Egli racconta con amarezza del suo arrivo a Santa Caterina, dove tutti i profughi stremati devono mettersi in fila per registrarsi e ricevere due coperte cucite, da imbottire di paglia per formare i loro “letti”. In generale, Shmuel enfatizza come ognuno al campo pensa unicamente a sé e non c’è assolutamente nessuno a cui potersi rivolgere in caso di bisogno. 
 
A Santa Maria di Leuca, molte unioni si sono originate, come quella tra Samuel Goetz, polacco originario di Tarnow, e Gertrude, austriaca nativa di Vienna, i quali si sono innamorati durante il soggiorno salentino e successivamente sposati a Los Angeles nel 1950.  
 
Diverso è il caso di Golda Elena Blanaru, nativa di Bucarest, arrivata il 17 novembre 1945, giorno del suo sedicesimo compleanno, al campo di transito di Tricase. In seguito ad una partita di calcio tra profughi e italiani, trasformatasi in rissa, viene organizzata una cena di riconciliazione, nella villa sede della mensa comune del campo. Durante il ballo che segue, la ragazza conosce l’italiano Fernando Sparasci e presto se ne innamora. I due si sposano con matrimonio civile, viste le differenze di religione.
 
Da allora, la Blanaru perde i contatti con la comunità dei profughi ebrei che non tollerano la sua unione con un non-ebreo.
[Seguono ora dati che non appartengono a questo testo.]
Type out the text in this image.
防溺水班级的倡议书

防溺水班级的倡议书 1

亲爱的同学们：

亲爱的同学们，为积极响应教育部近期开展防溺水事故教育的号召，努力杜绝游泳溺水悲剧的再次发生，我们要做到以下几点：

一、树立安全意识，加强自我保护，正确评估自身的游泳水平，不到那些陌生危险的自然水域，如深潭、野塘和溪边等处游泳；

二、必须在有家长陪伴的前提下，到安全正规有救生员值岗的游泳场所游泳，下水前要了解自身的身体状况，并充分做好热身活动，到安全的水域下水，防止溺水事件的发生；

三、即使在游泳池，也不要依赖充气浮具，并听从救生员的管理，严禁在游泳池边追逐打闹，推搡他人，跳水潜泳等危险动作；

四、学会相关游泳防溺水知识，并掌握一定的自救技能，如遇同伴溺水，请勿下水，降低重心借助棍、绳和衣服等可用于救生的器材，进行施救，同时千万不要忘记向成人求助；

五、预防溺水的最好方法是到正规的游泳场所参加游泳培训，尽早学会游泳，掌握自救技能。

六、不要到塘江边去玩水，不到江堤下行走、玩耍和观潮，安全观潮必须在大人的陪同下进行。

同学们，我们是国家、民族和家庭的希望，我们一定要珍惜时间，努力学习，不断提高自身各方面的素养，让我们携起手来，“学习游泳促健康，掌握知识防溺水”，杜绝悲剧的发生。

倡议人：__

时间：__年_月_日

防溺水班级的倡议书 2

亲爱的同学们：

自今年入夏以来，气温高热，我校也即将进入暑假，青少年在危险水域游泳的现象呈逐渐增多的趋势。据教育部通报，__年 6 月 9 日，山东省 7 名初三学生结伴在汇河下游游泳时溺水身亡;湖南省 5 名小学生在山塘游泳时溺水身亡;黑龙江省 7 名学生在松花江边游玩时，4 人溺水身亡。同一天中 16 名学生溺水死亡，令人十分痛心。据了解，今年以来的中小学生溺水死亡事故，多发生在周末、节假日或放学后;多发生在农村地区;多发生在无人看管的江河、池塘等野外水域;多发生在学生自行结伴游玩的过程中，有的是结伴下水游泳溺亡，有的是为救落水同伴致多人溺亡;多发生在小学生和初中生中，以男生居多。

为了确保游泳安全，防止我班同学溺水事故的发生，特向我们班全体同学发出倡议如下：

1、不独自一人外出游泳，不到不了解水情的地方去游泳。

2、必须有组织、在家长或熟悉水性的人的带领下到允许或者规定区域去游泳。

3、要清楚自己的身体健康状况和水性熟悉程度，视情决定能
Tempo dopo, cedendo alle pressioni da parte del suocero, Golda Elena riceve il battesimo e vengono celebrate le seconde nozze in chiesa.
 
Da allora, la donna è vissuta a Tricase, superando periodi difficili e faticosi. Nel corso degli anni, Golda è rimasta fedele alla sua religione ebraica, ma certa che la madre non avrebbe compreso, non le ha mai confidato di essersi battezzata.
 
Il conflitto interiore della Blanaru trova una significativa espressione nel sogno avuto in ospedale in seguito ad un serio intervento chirurgico: Per prima, la Madonna chiede a Golda di convertirsi, ma ella rifiuta.
 
Poi, è la volta di Gesù, ma ella rifiuta di nuovo. Infine, le appare la Stella di Davide che esorta la donna a seguirla ed ella accetta.  Il giorno seguente, Golda Elena Blanaru si sente sollevata e guarisce.